Il Ministero tardò per mesi e mi costrinse a una formale richiesta d’ottemperanza di quanto disposto dal Tar. Fu quindi rilasciato il passaporto diplomatico ma il Tar successivamente con giudizio definitivo diede ragione al Ministero. Per cui il Ministero, questa volta immediatamente, ritirò il passaporto diplomatico col rischio di essere in India senza una tale protezione. Nel frattempo, col cambio di governo, fu nominata a capo della Farnesina Emma Bonino la quale decise in autonomia di rilasciare comunque il passaporto diplomatico. Anche perché nel frattempo si era costituito il gruppo dei funzionari Lgbti del ministero degli Affari Esteri o Globe-MAE.

Un caso davvero da manuale, dunque, il suo...

In realtò posso dire di sì. Il mio si configurò davvero come un caso precursore, che avrebbe fatto da apripista a tante coppie di colleghi.
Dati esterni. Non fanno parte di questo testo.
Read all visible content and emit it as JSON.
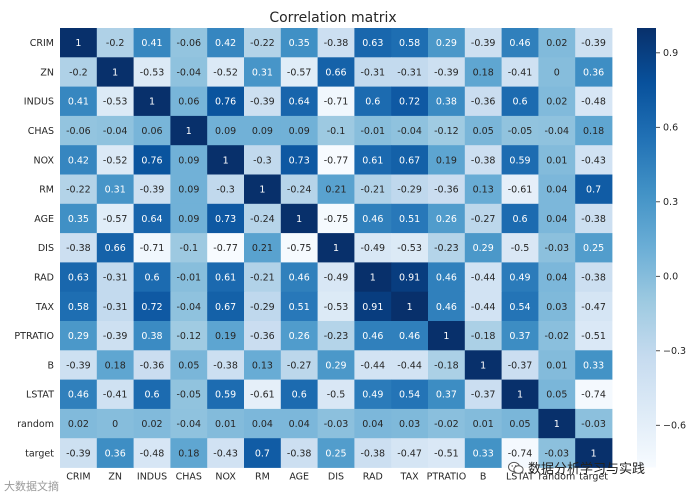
{
  "chart_data": {
    "type": "heatmap",
    "title": "Correlation matrix",
    "row_labels": [
      "CRIM",
      "ZN",
      "INDUS",
      "CHAS",
      "NOX",
      "RM",
      "AGE",
      "DIS",
      "RAD",
      "TAX",
      "PTRATIO",
      "B",
      "LSTAT",
      "random",
      "target"
    ],
    "col_labels": [
      "CRIM",
      "ZN",
      "INDUS",
      "CHAS",
      "NOX",
      "RM",
      "AGE",
      "DIS",
      "RAD",
      "TAX",
      "PTRATIO",
      "B",
      "LSTAT",
      "random",
      "target"
    ],
    "matrix": [
      [
        1,
        -0.2,
        0.41,
        -0.06,
        0.42,
        -0.22,
        0.35,
        -0.38,
        0.63,
        0.58,
        0.29,
        -0.39,
        0.46,
        0.02,
        -0.39
      ],
      [
        -0.2,
        1,
        -0.53,
        -0.04,
        -0.52,
        0.31,
        -0.57,
        0.66,
        -0.31,
        -0.31,
        -0.39,
        0.18,
        -0.41,
        0,
        0.36
      ],
      [
        0.41,
        -0.53,
        1,
        0.06,
        0.76,
        -0.39,
        0.64,
        -0.71,
        0.6,
        0.72,
        0.38,
        -0.36,
        0.6,
        0.02,
        -0.48
      ],
      [
        -0.06,
        -0.04,
        0.06,
        1,
        0.09,
        0.09,
        0.09,
        -0.1,
        -0.01,
        -0.04,
        -0.12,
        0.05,
        -0.05,
        -0.04,
        0.18
      ],
      [
        0.42,
        -0.52,
        0.76,
        0.09,
        1,
        -0.3,
        0.73,
        -0.77,
        0.61,
        0.67,
        0.19,
        -0.38,
        0.59,
        0.01,
        -0.43
      ],
      [
        -0.22,
        0.31,
        -0.39,
        0.09,
        -0.3,
        1,
        -0.24,
        0.21,
        -0.21,
        -0.29,
        -0.36,
        0.13,
        -0.61,
        0.04,
        0.7
      ],
      [
        0.35,
        -0.57,
        0.64,
        0.09,
        0.73,
        -0.24,
        1,
        -0.75,
        0.46,
        0.51,
        0.26,
        -0.27,
        0.6,
        0.04,
        -0.38
      ],
      [
        -0.38,
        0.66,
        -0.71,
        -0.1,
        -0.77,
        0.21,
        -0.75,
        1,
        -0.49,
        -0.53,
        -0.23,
        0.29,
        -0.5,
        -0.03,
        0.25
      ],
      [
        0.63,
        -0.31,
        0.6,
        -0.01,
        0.61,
        -0.21,
        0.46,
        -0.49,
        1,
        0.91,
        0.46,
        -0.44,
        0.49,
        0.04,
        -0.38
      ],
      [
        0.58,
        -0.31,
        0.72,
        -0.04,
        0.67,
        -0.29,
        0.51,
        -0.53,
        0.91,
        1,
        0.46,
        -0.44,
        0.54,
        0.03,
        -0.47
      ],
      [
        0.29,
        -0.39,
        0.38,
        -0.12,
        0.19,
        -0.36,
        0.26,
        -0.23,
        0.46,
        0.46,
        1,
        -0.18,
        0.37,
        -0.02,
        -0.51
      ],
      [
        -0.39,
        0.18,
        -0.36,
        0.05,
        -0.38,
        0.13,
        -0.27,
        0.29,
        -0.44,
        -0.44,
        -0.18,
        1,
        -0.37,
        0.01,
        0.33
      ],
      [
        0.46,
        -0.41,
        0.6,
        -0.05,
        0.59,
        -0.61,
        0.6,
        -0.5,
        0.49,
        0.54,
        0.37,
        -0.37,
        1,
        0.05,
        -0.74
      ],
      [
        0.02,
        0,
        0.02,
        -0.04,
        0.01,
        0.04,
        0.04,
        -0.03,
        0.04,
        0.03,
        -0.02,
        0.01,
        0.05,
        1,
        -0.03
      ],
      [
        -0.39,
        0.36,
        -0.48,
        0.18,
        -0.43,
        0.7,
        -0.38,
        0.25,
        -0.38,
        -0.47,
        -0.51,
        0.33,
        -0.74,
        -0.03,
        1
      ]
    ],
    "colorbar": {
      "ticks": [
        0.9,
        0.6,
        0.3,
        0.0,
        -0.3,
        -0.6
      ],
      "tick_labels": [
        "0.9",
        "0.6",
        "0.3",
        "0.0",
        "−0.3",
        "−0.6"
      ],
      "vmin": -0.77,
      "vmax": 1.0,
      "colormap": "Blues",
      "colors": [
        "#f7fbff",
        "#deebf7",
        "#c6dbef",
        "#9ecae1",
        "#6baed6",
        "#4292c6",
        "#2171b5",
        "#08519c",
        "#08306b"
      ]
    }
  },
  "watermarks": {
    "left_text": "大数据文摘",
    "right_text": "数据分析学习与实践"
  }
}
Insomma, il combinato, disposto dall’arrivo al Ministero di Emma Bonino e da un’azione di lobby condotta dall’associazione, ha portato al rilascio del passaporto diplomatico nel 2013. Bisogna dire che poi, anche grazie all’azione del Globe-MAE riuscimmo ad avere un nuovo decreto del Ministero per la disciplina del rilascio del passaporto diplomatico a favore dei membri della famiglia dei funzionari all’estero, che includeva a quel punto i componenti del nucleo familiare. Poi con l’arrivo della legge sulle unioni civili quello che prima era un atto eccezionale è divenuto fortunatamente di prassi.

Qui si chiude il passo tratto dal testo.